25 comments displayed
Permalink to the exact comments currently displayed.
Such a ratings system would be more complicated and work differently than the current one. The present system can work for a single game or for a set of games, but when it does work with a set of games, it treats them all as though they were the same game.
Yes, that would be the result. Presently, someone who specializes in a small set of games, such as Francis Fahys, can gain a high general GCR by doing well in those games.
Game Courier ratings are not calculated on a game-by-game basis. For each pair of players, all the games played between them factor into the calculation simultaenously. Also, it is not designed to "award" points to players. It works very differently than Elo, and if you begin with Elo as your model for how a ratings system works, you could get some wrong ideas about how GCR works. GCR works through a trial-and-error method of adjusting ratings between two players to better match the ratings that would accurately predict the outcome of the games played between them. The number of games played between two players affects the size of this adjustment.
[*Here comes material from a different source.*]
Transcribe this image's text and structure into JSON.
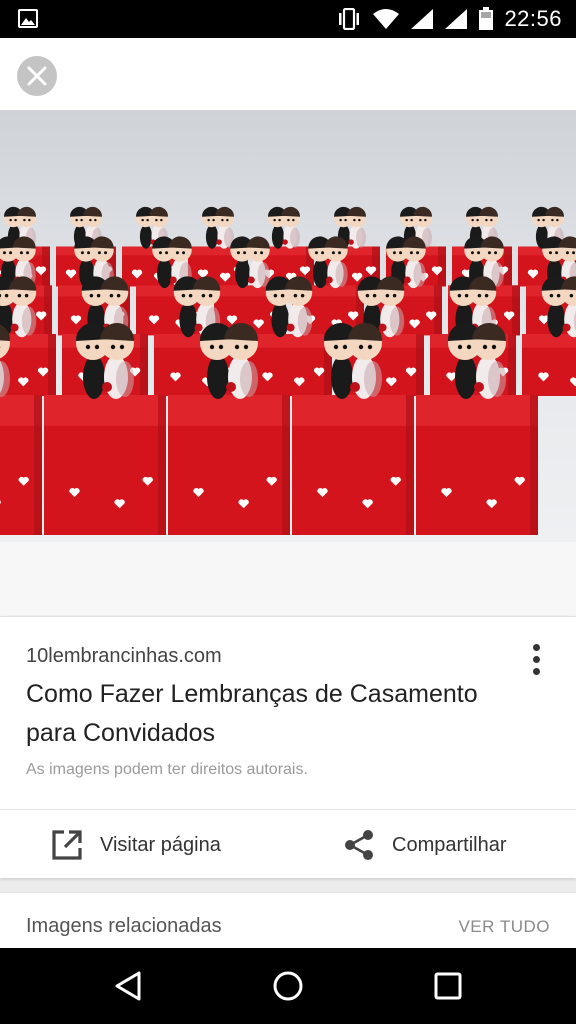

Given the same outcome, a smaller adjustment is made when they have played few games together, and a larger adjustment is made when they have played several games together.
Getting back to your suggestion, one thought I'm having is to put greater trust in results that come from playing the same game and to put less trust in results that come from playing different games together. More trust would result in a greater adjustment, while less trust would result in a smaller adjustment. The rationale behind this is that results for the same game are more predictive of relative playing ability, whereas results from different games are more independent of each other. But it is not clear that this would reward playing many variants. If someone played only a few games, the greater adjustments would lead to more extreme scores. This would reward people who do well in the few variants they play, though it would punish people who do poorly in those games. However, if someone played a wide variety of variants, smaller adjustments would keep his rating from rising as fast if he is doing well, and they would keep it from sinking as fast if he is not doing well. So, while this change would not unilaterally reward players of many variants over players of fewer variants, it would decrease the cost of losing in multiple variants.